I’d love to say that all those hours spent doing things I had to do in order to survive—in order to inch closer to the thing I very much wanted to do—also gave me usable skills that I carried forward with me in life. I’d like to tell you that thanks to that first real job and its resulting hideous haircut, Steven Spielberg stopped me on the street, demanding to know where I got my pointy sideburns and incredible acting ability. But that did not happen. The takeaway from my many jobs, as far as I can tell, is this:

  1. Don’t throw away hideous pictures of yourself—you may need to use them in your book one day.

  2. Demand more money when returning drugs to strangers.

  3. Dog costumes are very hot.

  4. Oh, and thanks to that one summer I spent working at Benetton, I am, to this day, the guy to ask if you need your sweater neatly folded. Dozens of jobs, one actual skill!

At the Labor Day party, we all bonded over our shared tales of “that really awful job I had.” Not all the stories were about terrible things that happened at work, but the best ones were. Maybe that’s why you seldom see actors on talk shows regaling the hosts with stories of “that time I was well compensated at an early job I very much enjoyed.” There’s more comedy in failure than in success, and it’s a much more universal language. At the party, the worst jobs also seemed to be the ones everyone felt most proud to have endured. It’s an accomplishment to do something well, but maybe even a bigger one to do something well when you’d really rather not be doing it at all.

A few years ago I was back in my old neighborhood in Brooklyn, and when I turned a corner, there was my former boss, Joe, standing out in front of the Mexican restaurant as if no time had passed at all.

“Hey! I used to work here!” I said.

“I know,” he said, like he’d just seen me bussing tables there yesterday.

“This was my last real job before I started working as an actor,” I told him.

“I know,” he said.

“I gave away a lot of free margaritas,” I blurted out.

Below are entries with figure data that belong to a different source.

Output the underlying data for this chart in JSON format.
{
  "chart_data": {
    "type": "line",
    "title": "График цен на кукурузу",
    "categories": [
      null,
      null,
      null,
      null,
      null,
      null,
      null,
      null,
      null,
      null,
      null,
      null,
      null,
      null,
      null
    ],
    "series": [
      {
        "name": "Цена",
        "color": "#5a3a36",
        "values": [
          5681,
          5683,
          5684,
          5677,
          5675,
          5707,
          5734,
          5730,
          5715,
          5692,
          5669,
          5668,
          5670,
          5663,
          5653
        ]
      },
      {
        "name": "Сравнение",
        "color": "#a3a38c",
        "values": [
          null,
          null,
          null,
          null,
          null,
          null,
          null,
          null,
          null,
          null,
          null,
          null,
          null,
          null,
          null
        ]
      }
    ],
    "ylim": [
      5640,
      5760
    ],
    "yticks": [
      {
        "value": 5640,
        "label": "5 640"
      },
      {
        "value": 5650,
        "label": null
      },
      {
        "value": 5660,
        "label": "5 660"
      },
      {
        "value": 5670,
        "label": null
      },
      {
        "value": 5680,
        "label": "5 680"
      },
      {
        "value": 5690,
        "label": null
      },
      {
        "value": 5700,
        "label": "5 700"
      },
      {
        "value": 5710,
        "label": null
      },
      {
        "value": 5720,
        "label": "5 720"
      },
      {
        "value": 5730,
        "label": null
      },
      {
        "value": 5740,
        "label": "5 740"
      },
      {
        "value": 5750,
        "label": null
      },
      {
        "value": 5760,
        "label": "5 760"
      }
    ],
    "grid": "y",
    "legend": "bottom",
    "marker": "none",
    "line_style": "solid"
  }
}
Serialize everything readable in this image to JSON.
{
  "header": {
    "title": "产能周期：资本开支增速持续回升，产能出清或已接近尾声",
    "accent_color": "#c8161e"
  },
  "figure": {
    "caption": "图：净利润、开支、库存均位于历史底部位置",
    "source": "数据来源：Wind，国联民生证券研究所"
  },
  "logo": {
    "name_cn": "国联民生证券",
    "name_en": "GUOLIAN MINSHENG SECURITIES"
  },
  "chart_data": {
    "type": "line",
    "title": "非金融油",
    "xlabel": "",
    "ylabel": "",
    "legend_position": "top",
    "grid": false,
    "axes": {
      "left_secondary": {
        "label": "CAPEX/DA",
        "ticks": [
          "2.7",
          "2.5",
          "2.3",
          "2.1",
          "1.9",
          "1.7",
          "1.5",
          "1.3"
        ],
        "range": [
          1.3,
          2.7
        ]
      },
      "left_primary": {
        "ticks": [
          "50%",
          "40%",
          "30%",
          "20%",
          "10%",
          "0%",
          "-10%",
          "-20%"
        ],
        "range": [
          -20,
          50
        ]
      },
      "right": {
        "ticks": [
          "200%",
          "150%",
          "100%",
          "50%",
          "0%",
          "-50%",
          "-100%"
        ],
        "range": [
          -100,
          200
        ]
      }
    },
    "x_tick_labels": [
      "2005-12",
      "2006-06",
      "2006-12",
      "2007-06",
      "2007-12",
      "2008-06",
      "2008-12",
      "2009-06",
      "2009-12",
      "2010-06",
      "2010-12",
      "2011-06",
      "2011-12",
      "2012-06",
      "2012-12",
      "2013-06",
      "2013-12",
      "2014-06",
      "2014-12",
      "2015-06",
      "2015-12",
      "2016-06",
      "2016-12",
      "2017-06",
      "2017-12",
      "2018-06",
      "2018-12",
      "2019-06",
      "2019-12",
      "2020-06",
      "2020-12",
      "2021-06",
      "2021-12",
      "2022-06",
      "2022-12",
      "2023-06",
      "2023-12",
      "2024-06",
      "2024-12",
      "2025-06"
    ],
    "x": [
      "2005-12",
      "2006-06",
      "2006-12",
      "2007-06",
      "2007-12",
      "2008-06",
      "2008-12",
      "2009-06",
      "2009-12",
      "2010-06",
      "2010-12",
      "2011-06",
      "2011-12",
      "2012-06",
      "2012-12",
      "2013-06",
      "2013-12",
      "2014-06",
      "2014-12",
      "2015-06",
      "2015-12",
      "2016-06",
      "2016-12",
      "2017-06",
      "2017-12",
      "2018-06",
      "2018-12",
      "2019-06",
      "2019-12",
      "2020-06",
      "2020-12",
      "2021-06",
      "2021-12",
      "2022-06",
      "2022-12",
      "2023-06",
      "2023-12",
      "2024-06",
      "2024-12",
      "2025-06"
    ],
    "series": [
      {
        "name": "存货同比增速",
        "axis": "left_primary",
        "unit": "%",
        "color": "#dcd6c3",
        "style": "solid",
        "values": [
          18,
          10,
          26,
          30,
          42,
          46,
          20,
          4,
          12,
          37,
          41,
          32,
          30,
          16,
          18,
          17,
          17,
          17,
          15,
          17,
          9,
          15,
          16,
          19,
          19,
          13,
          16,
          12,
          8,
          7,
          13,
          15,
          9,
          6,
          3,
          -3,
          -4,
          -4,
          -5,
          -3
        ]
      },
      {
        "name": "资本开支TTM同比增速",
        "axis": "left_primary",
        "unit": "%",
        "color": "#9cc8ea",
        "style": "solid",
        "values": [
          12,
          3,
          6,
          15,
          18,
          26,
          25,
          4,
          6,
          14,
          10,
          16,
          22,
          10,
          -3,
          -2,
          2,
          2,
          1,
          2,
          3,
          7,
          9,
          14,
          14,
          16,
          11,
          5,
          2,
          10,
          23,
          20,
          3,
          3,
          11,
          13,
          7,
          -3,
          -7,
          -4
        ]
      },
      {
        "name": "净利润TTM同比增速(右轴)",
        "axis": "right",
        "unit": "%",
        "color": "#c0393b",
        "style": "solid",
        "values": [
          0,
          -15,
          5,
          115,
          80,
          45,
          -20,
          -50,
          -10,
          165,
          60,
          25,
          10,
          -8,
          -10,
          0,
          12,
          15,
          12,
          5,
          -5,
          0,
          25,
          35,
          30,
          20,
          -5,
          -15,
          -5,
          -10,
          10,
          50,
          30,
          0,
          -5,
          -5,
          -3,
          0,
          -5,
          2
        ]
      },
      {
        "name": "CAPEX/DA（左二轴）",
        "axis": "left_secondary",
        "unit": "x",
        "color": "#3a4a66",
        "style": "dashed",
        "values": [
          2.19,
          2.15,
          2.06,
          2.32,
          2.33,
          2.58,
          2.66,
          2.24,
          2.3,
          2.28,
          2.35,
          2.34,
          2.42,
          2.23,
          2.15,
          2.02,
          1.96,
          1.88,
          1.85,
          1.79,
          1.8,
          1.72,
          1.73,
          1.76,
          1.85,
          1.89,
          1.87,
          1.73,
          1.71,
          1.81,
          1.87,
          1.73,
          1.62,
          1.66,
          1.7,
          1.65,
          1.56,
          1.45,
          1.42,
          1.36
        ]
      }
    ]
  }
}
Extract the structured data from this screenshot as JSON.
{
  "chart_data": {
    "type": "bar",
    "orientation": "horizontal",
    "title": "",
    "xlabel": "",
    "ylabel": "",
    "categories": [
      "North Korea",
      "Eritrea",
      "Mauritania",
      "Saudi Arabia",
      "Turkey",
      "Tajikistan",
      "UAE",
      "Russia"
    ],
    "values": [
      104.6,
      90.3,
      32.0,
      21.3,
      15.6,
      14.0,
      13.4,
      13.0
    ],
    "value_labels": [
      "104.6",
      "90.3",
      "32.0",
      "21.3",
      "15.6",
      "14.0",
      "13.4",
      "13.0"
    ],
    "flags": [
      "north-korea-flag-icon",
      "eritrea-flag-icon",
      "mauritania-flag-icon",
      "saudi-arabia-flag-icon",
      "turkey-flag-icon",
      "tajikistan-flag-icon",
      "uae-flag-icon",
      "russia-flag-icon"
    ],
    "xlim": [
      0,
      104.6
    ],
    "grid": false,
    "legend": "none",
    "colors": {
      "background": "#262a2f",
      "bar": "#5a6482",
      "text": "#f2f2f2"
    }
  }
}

He rolled his eyes. “I know,” he said again, but he was smiling. I looked inside the restaurant and saw that almost nothing had changed, which was oddly comforting. It made it even easier to picture myself there as I was in 1995, when I was scrappily patched together by green Dep gel, scrunchies, and stirrup pants. I realized that even though that restaurant hadn’t been my dream job, I’d really liked working there. The rule I’d made for myself about keeping a day job until I could make a living acting was a good one. Wearing a dog costume was no fun, but I did it because it was more money than I usually made in a day, and I wasn’t too proud to hustle.

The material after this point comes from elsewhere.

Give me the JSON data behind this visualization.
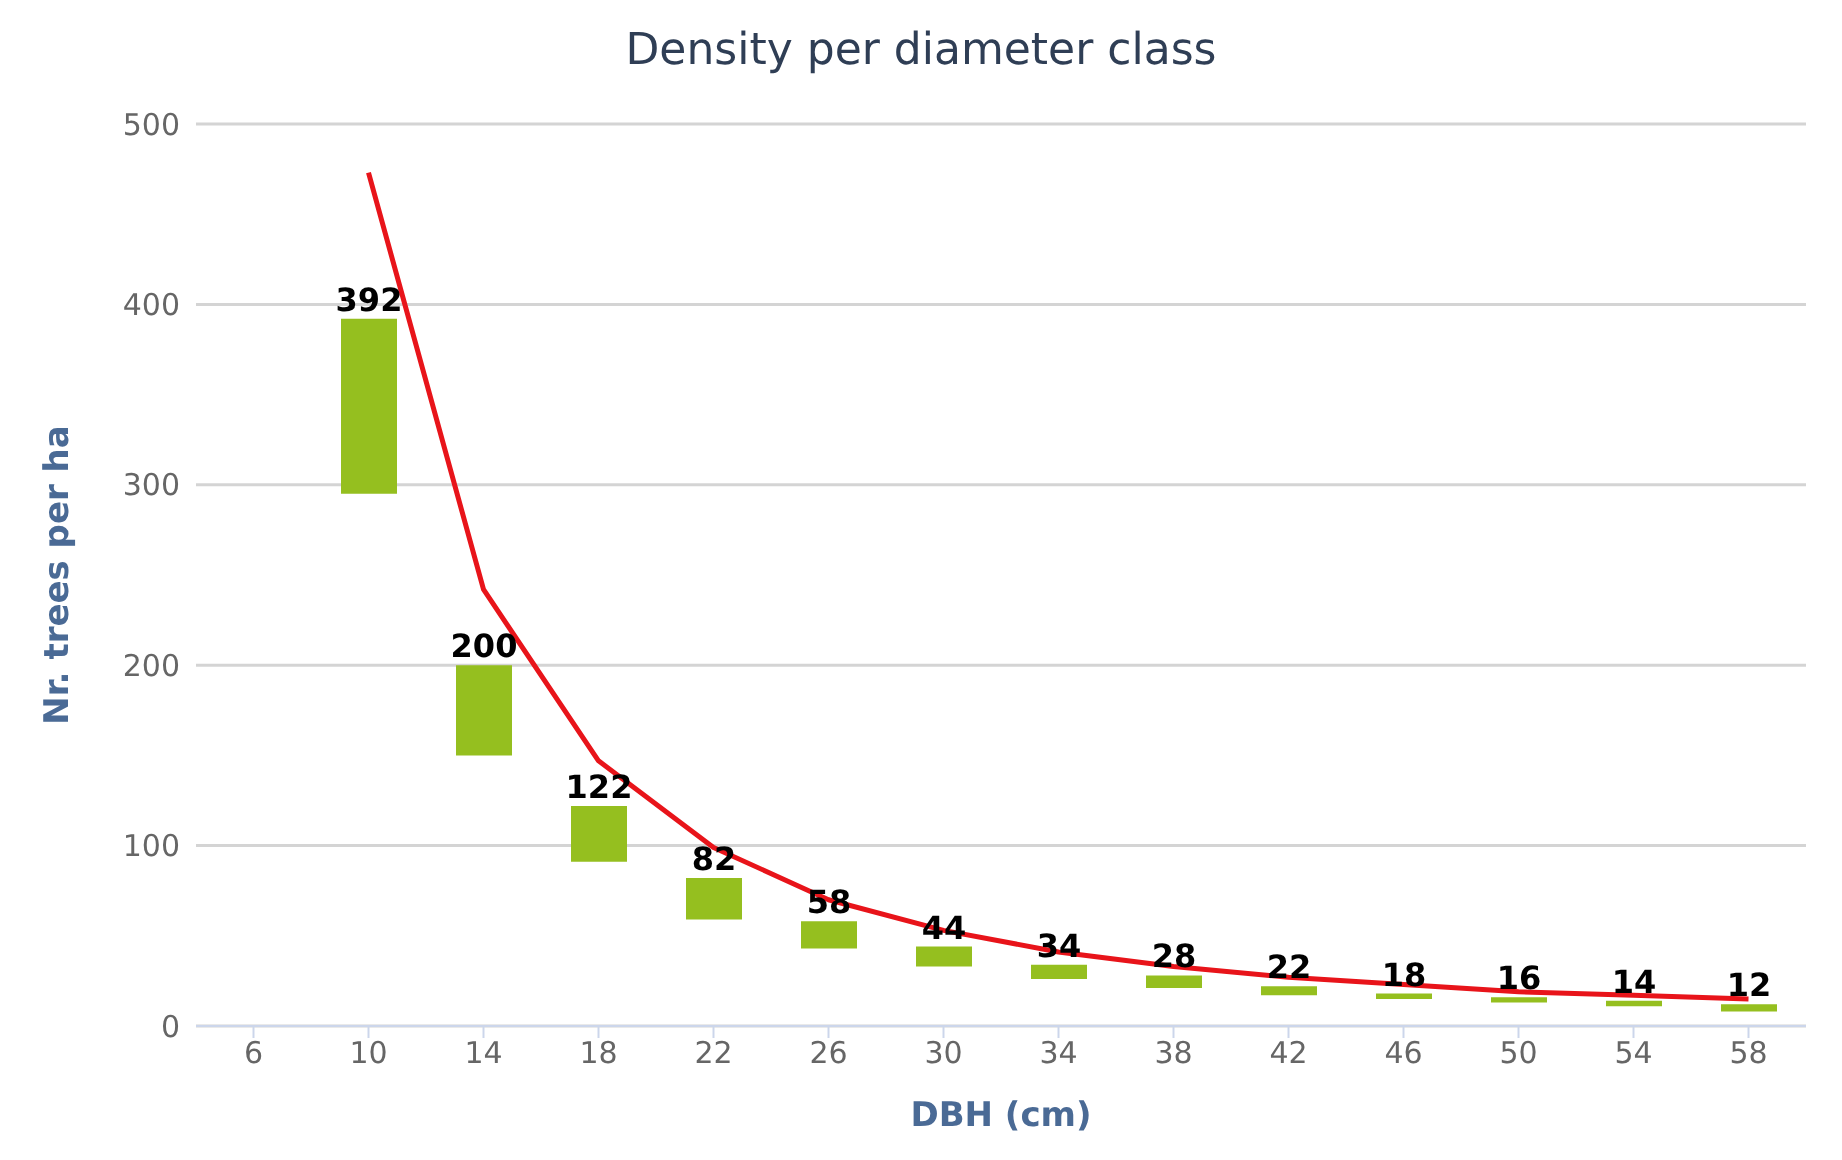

Maybe that’s why Professor Owen asked us to make those lists in the first place: to remember where we all started, and share stories of how far we’d come. To journey back to whatever each of our individual Brooklyns had been, and look in the window of the Mexican restaurant and remember ourselves as we were, young and hungry.

So, welcome to Chili’s, y’all. Whether you’re saying it for real or just trying to get the part, say it loud and say it proud.